A moça não era Silas Malafaia e estou longe de ter a desenvoltura de Ricardo Boechat, mas esse tipo de vigilância é uma forma de violência que vem crescendo rápida e bizarramente.
Reconstruindo a conversa da melhor maneira possível:
– O senhor vai para o inferno, sabia?
– Opa? É comigo?
– Sim, sua alma vai para o inferno.
– Tá bom.
– Como assim “tá bom”?
– O inferno é beeeem melhor. Tem um monte de gente legal por lá.
– Pare de blasfemar! Pare de defender as abominações gays!

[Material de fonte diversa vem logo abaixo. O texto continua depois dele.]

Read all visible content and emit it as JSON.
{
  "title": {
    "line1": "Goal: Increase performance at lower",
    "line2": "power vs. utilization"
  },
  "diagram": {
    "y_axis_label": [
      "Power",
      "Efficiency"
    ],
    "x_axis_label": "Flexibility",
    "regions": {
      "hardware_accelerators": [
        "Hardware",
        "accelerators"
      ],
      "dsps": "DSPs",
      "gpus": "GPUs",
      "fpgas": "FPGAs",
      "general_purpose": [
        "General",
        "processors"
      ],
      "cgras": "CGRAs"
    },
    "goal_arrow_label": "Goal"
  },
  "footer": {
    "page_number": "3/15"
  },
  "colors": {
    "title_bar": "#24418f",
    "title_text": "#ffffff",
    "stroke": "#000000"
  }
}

– A senhora acha que se uma inteligência superiora existir, vai estar se preocupando em quem dá para quem? Tem outros buracos negros pelo universo, bem mais complexos, para ela se preocupar.
– Ela quem?
– Ela, ué, Deus.
– Como o senhor tem coragem de dizer que Deus é mulher?
– E a senhora, como tem coragem de dizer que Deus é homem? Se eu tivesse que desenhar Deus, ela seria mulher, trans e negra.
– O senhor não conhece as sagradas escrituras para dizer isso.
– Olha, nove anos frequentando escola adventista, tendo feito comunhão e crisma em igreja católica, ter sido até coroinha, sem contar a participação em grupos de jovens da igreja, me dão algum conhecimento sim.
– Isso não significa nada.
– Decerto. Mas posso citar alguns trechos da bíblia se preferir. Quer um pouco de Malaquias? Gosto muito de Malaquias. Principalmente a passagem sobre o desvio do dízimo (capítulo 3, versículo 9): “Com maldição serás amaldiçoados, porque a mim me roubais, vós, a nação toda”. E como vai o dízimo da sua igreja? Bem empregado no bem comum?
– A sua hora vai chegar.
– A de todos nós, por certo.
– O senhor acha que estamos brincando?
– O pior é que não acho. E esse é o problema.